I’m exasperated yet also intrigued.
“Will you amend your report?” I ask.
Long pause. Everyone in three counties knows he hates amending anything. He’s right. Always. Never, ever wrong.
“All right, Detective. I’ll do it. Just for you.” His tone carries a hint of sarcasm.
Do it for the victim, I want to say. But I don’t. Instead, I thank him and hang up.
Later as I head for home, I stop in to brief the sheriff.
He’s up to his neck with paperwork. He looks up with those kind eyes and gives me a nod.
“How’s the carpet case moving along?”
“Not much to report. Ms. Wheaton never had a driver’s license. Nothing from the DMV to help figure if the victim is her. Maybe one thing: She was missing a toe on her right foot. Kids didn’t mention that. I’ll round them up tomorrow.”
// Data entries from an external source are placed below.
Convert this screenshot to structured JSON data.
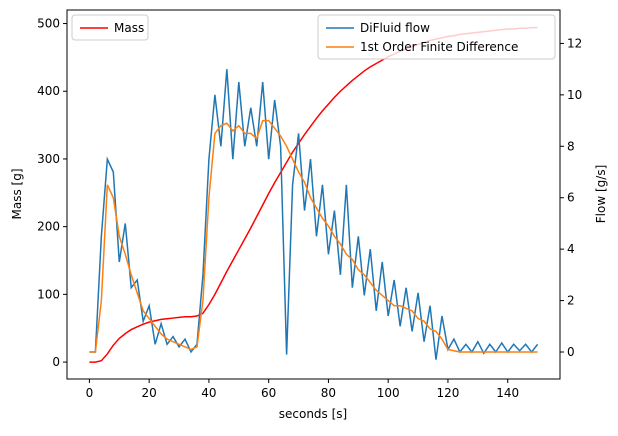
{
  "chart_data": {
    "type": "line",
    "xlabel": "seconds [s]",
    "ylabel": "Mass [g]",
    "y2label": "Flow [g/s]",
    "x": [
      0,
      2,
      4,
      6,
      8,
      10,
      12,
      14,
      16,
      18,
      20,
      22,
      24,
      26,
      28,
      30,
      32,
      34,
      36,
      38,
      40,
      42,
      44,
      46,
      48,
      50,
      52,
      54,
      56,
      58,
      60,
      62,
      64,
      66,
      68,
      70,
      72,
      74,
      76,
      78,
      80,
      82,
      84,
      86,
      88,
      90,
      92,
      94,
      96,
      98,
      100,
      102,
      104,
      106,
      108,
      110,
      112,
      114,
      116,
      118,
      120,
      122,
      124,
      126,
      128,
      130,
      132,
      134,
      136,
      138,
      140,
      142,
      144,
      146,
      148,
      150
    ],
    "xlim": [
      -7.5,
      157.5
    ],
    "xticks": [
      0,
      20,
      40,
      60,
      80,
      100,
      120,
      140
    ],
    "ylim": [
      -25,
      520
    ],
    "yticks": [
      0,
      100,
      200,
      300,
      400,
      500
    ],
    "y2lim": [
      -1.05,
      13.3
    ],
    "y2ticks": [
      0,
      2,
      4,
      6,
      8,
      10,
      12
    ],
    "legend": "upper left",
    "y2legend": "upper right",
    "series": [
      {
        "name": "Mass",
        "color": "#ff0000",
        "axis": "y",
        "values": [
          0,
          0,
          2,
          12,
          25,
          35,
          42,
          48,
          52,
          56,
          59,
          61,
          63,
          64,
          65,
          66,
          67,
          67,
          68,
          72,
          85,
          100,
          117,
          134,
          150,
          166,
          182,
          198,
          215,
          232,
          249,
          265,
          280,
          295,
          310,
          323,
          336,
          348,
          360,
          371,
          381,
          391,
          400,
          408,
          416,
          423,
          430,
          436,
          441,
          446,
          451,
          455,
          459,
          463,
          466,
          469,
          472,
          475,
          477,
          479,
          481,
          482,
          484,
          485,
          486,
          487,
          488,
          489,
          490,
          491,
          492,
          492,
          493,
          493,
          494,
          494
        ]
      },
      {
        "name": "DiFluid flow",
        "color": "#1f77b4",
        "axis": "y2",
        "values": [
          0,
          0,
          4.5,
          7.5,
          7,
          3.5,
          5,
          2.5,
          2.8,
          1.2,
          1.8,
          0.3,
          1.1,
          0.3,
          0.6,
          0.2,
          0.5,
          0,
          0.3,
          3,
          7.5,
          10,
          8,
          11,
          7.5,
          10.5,
          8,
          9.5,
          8,
          10.5,
          7.5,
          9.8,
          8,
          -0.1,
          6.5,
          8.5,
          5.5,
          7.5,
          4.5,
          6.5,
          3.8,
          5.5,
          3,
          6.5,
          2.5,
          4.5,
          2.2,
          4,
          1.6,
          3.5,
          1.4,
          2.8,
          1,
          2.5,
          0.8,
          2.3,
          0.4,
          1.8,
          -0.3,
          1.4,
          0.1,
          0.5,
          0,
          0.3,
          0,
          0.4,
          -0.05,
          0.3,
          0,
          0.35,
          0,
          0.3,
          0.05,
          0.3,
          0,
          0.3
        ]
      },
      {
        "name": "1st Order Finite Difference",
        "color": "#ff7f0e",
        "axis": "y2",
        "values": [
          0,
          0,
          2,
          6.5,
          6,
          4.5,
          3.8,
          3,
          2.3,
          1.6,
          1.3,
          1,
          0.7,
          0.5,
          0.4,
          0.3,
          0.2,
          0.1,
          0.2,
          2,
          6,
          8.5,
          8.8,
          8.9,
          8.6,
          8.8,
          8.5,
          8.5,
          8.3,
          9,
          9,
          8.7,
          8.4,
          8,
          7.5,
          7,
          6.6,
          6,
          5.6,
          5.2,
          4.9,
          4.5,
          4.2,
          3.8,
          3.6,
          3.2,
          3,
          2.7,
          2.4,
          2.2,
          2,
          1.8,
          1.8,
          1.7,
          1.6,
          1.3,
          1.2,
          0.9,
          0.8,
          0.5,
          0.1,
          0.05,
          0,
          0,
          0,
          0,
          0,
          0,
          0,
          0,
          0,
          0,
          0,
          0,
          0,
          0
        ]
      }
    ]
  }
}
“Sounds good,” he says, lowering his wire frames. “How are you doing, Megan? You stressed?”
Tony Gray does know me. What Iallowhim to know. He’s seen something on my face that I didn’t hide from him. Or maybe couldn’t. It’s true I’m stressed. I guess, with the Wheaton case, things that I’d forgotten, suppressed, have come at me with a vengeance.
“I’m fine,” I tell him. “Just need to confirm our vic and find her husband.”
Twelve
Back in my kitchen I rifle through my completely subpar pantry for something to eat, though I’m not really that hungry. The photos of Jane Doe have worked as an appetite suppressant which would be some kind of benefit if I were overweight. But I’m not. The indignity of murder doesn’t stop at the point where life ceases to exist. It’s a continuum. The victim from Snow Creek was treated like trash. Disposed of. Like she was nothing. Killers like hers invite others to enjoy the impact of the crime. The kids who found her. The team that investigates the crime and goes home to their wives or sisters with the picture of what happened to Jane forever in their consciousness.
And then the line becomes a circle when the loved ones learn what happened.